Ebraismo
Dalla comunità ebraica, prospera e numerosa a Trieste prima della persecuzione, provengono molti dei protagonisti della vita culturale cittadina: Italo Svevo e Umberto Saba, Giorgio Voghera, Giorgio Pressburger e Ferruccio Fölkel tra gli scrittori, lo psicoanalista Edoardo Weiss, filosofi come Giorgio Fano, editori come Emilio Treves e Bobi Bazlen, storici come Fabio Cusin, scienziati come Giuseppe Levi e Pierpaolo Luzzatto Fegiz.
Alle radici ebraiche di alcuni scrittori vengono ricondotte certe caratteristiche della loro opera: la tendenza all’autoanalisi, spesso risultante in autocritica, il conseguente interesse per la psicanalisi, una sensibilità particolarmente elevata, addirittura una certa inclinazione al pessimismo. I casi di Svevo e Saba, pur lontani entrambi per indole e destino dalla religione avita, sono stati spesso indagati in questo senso.
Islam
È forse per la peculiare posizione di Trieste e per i suoi contatti con il medio Oriente che molti degli scrittori legati a Trieste mostrano un vivo interesse per il mondo islamico: se non vogliamo risalire alla Lettera a Maometto II di Enea Silvio Piccolomini, papa Pio II già vescovo di Trieste, possiamo senz’altro evocare le molte pagine che vi dedica Richard Burton, particolarmente orientato al sufismo, corrente moderata e “filosofica” dell’islam, a cui dedica l’opera in versi Kasidah.
È incentrata invece sulla dottrina degli ismailiti, la corrente sciita nel cui seno fiorisce la setta degli assassini, il romanzo Alamut di Vladimir Bartol che anche altrove – nella raccolta di racconti Al-araf, che prende il nome dalla settima sura del Corano – mostra il suo interesse per la dottrina islamica. L’incontro e lo scontro fra l’islam e la cristianità nel travagliato territorio della Bosnia, infine, è il centro de Il ponte sulla Drina e di molti altri lavori di Ivo Andrić.
Cristianesimo
Un minor tasso di esotismo, ma un uguale tasso di spiritualità permea le pagine degli autori cattolici o che hanno scelto una tematica religiosa cristiana. L’irlandese James Joyce, apertamente ribelle nei confronti della religione costituita, nel suo Ulisse mette in scena il confronto fra la tolleranza dell’ebreo Bloom e l’intolleranza dei suoi concittadini cattolici. La libertà di pensiero non scardina l’orizzonte di fede in molti degli autori sloveni: Kosovel, Pahor, Rebula.

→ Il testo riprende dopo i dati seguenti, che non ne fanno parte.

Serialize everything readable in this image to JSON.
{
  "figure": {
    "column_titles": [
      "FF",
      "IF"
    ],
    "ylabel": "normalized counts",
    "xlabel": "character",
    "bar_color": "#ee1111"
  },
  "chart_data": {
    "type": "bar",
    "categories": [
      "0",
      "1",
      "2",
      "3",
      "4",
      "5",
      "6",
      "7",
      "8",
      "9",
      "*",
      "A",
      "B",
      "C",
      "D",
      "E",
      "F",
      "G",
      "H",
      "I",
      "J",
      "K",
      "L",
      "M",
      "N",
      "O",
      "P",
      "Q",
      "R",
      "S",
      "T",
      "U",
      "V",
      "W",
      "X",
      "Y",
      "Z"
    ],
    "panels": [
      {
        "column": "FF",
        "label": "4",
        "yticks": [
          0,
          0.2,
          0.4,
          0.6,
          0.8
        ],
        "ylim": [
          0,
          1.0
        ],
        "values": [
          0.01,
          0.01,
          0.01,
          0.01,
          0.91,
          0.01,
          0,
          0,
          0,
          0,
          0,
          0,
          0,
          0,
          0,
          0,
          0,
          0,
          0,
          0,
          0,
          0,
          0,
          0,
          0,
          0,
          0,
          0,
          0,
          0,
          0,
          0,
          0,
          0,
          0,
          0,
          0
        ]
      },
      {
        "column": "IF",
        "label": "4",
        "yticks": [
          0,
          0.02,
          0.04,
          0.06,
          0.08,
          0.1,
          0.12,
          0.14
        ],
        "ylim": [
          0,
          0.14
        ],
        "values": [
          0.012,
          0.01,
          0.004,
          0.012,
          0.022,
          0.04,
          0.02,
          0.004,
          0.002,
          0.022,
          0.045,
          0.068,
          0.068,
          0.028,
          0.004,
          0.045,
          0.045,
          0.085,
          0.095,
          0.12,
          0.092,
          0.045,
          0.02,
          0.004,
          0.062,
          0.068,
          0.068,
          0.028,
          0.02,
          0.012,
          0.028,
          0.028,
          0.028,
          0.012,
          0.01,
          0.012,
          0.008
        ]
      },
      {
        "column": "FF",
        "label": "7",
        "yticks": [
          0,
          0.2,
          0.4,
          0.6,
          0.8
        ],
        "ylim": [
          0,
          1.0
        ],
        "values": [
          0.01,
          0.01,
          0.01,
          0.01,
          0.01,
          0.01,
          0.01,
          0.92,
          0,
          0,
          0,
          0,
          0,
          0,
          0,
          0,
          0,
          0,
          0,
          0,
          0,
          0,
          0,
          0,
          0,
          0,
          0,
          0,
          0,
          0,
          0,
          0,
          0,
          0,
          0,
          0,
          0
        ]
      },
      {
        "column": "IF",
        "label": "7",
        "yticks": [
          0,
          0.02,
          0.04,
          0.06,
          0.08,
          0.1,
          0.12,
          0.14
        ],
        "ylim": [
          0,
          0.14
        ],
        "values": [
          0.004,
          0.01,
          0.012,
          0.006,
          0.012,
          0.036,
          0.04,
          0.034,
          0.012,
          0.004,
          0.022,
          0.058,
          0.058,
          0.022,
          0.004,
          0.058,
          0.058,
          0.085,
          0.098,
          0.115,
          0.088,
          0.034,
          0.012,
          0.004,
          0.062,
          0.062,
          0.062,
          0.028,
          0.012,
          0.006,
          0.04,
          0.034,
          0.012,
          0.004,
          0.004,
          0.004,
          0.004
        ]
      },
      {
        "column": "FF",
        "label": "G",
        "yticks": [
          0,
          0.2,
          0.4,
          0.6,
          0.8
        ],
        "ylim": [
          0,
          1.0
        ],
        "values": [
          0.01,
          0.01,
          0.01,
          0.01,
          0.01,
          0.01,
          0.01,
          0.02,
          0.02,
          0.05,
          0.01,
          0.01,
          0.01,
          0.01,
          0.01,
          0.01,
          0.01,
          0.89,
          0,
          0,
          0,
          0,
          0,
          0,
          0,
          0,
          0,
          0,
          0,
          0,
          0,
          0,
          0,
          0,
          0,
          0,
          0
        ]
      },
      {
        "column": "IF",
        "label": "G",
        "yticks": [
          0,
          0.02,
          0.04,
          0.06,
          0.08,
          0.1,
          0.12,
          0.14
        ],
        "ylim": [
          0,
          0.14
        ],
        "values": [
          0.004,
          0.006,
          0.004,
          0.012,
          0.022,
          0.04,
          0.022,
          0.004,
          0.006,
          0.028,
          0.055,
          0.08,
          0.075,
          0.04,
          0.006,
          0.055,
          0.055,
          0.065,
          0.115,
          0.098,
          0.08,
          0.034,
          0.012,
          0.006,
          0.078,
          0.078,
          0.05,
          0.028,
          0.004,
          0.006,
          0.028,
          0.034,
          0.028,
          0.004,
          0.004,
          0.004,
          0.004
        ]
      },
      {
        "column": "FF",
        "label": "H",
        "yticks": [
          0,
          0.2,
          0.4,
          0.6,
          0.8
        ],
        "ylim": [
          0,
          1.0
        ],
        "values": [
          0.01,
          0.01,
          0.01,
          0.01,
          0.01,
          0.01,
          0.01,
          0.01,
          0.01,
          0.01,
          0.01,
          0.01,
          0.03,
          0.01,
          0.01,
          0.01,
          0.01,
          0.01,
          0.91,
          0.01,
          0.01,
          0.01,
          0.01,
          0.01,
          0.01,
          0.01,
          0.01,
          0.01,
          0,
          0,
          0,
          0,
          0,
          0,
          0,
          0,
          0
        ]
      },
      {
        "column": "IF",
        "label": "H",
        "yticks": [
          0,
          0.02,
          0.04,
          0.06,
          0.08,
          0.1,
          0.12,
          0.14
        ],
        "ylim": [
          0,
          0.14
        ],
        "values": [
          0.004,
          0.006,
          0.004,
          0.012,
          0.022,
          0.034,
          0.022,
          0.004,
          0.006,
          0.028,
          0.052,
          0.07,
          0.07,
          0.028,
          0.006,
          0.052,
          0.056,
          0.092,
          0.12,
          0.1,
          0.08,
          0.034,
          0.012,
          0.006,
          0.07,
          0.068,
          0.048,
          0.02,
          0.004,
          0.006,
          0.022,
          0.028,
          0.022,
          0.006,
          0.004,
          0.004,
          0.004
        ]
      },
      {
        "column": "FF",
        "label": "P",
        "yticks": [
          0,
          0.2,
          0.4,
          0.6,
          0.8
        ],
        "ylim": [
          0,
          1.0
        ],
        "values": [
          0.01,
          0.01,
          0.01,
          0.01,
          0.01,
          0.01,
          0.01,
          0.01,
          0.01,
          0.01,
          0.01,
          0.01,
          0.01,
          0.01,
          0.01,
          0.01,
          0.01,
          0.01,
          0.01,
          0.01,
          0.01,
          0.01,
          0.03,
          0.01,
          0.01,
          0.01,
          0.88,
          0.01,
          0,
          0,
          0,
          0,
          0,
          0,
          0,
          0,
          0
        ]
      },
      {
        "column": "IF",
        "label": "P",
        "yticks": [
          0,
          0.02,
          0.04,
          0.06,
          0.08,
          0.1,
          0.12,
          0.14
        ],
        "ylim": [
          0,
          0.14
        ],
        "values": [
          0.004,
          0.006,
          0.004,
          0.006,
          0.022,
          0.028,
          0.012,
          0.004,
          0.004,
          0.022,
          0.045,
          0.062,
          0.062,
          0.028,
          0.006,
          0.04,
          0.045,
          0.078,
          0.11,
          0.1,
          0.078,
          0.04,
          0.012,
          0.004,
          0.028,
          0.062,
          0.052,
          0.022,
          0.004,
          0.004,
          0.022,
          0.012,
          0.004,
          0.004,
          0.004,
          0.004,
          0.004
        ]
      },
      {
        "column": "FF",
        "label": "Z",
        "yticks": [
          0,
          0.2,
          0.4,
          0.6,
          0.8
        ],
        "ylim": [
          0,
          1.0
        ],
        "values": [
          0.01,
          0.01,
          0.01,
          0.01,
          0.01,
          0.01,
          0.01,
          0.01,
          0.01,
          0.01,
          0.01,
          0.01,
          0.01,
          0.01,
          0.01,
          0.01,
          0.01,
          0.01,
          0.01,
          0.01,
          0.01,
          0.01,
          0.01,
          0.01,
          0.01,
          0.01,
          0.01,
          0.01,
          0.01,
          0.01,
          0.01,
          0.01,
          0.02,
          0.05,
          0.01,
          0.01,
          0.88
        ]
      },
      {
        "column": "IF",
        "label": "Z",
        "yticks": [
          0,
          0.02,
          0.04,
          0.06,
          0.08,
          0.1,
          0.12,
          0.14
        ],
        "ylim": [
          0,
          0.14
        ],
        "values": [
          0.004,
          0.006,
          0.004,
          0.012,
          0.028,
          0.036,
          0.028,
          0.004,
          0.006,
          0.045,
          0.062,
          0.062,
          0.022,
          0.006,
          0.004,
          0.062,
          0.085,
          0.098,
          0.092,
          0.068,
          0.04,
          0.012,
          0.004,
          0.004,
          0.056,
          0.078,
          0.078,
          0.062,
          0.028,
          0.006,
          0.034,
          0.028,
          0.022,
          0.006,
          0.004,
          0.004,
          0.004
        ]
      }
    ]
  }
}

Come Alamut di Bartol, anche Nel vento della Sibilla di Rebula sfrutta le questioni della tolleranza religiosa in epoche lontane (il secondo secolo dopo Cristo dell’imperatore filosofo Marco Aurelio) per parlare del presente (con particolare riferimento alla condizione della Slovenia nel regime jugoslavo). E così fa Fulvio Tomizza nel suo Il male viene dal Nord, incentrato sulla vita del vescovo di Capodistria e, in seguito, riformatore protestante Pier Paolo Vergerio il Giovane.
Un’altra religiosità
Sofferto e ambiguo è il rapporto con la religione di Saba che sente le «due razze in antica tenzone» dell’ebraismo materno e del cattolicesimo del padre (e della amata balia slovena) combattersi dentro di sé, fino al punto di avvicinarsi alla conversione e di recitare il Padre nostro sulla tomba della amatissima Lina. Una religiosità certo più poetica, se non vogliamo dire estetica, che richiama con sfumature differenti il sentimento religioso “naturale” e sincretistico di Slataper o di Daübler.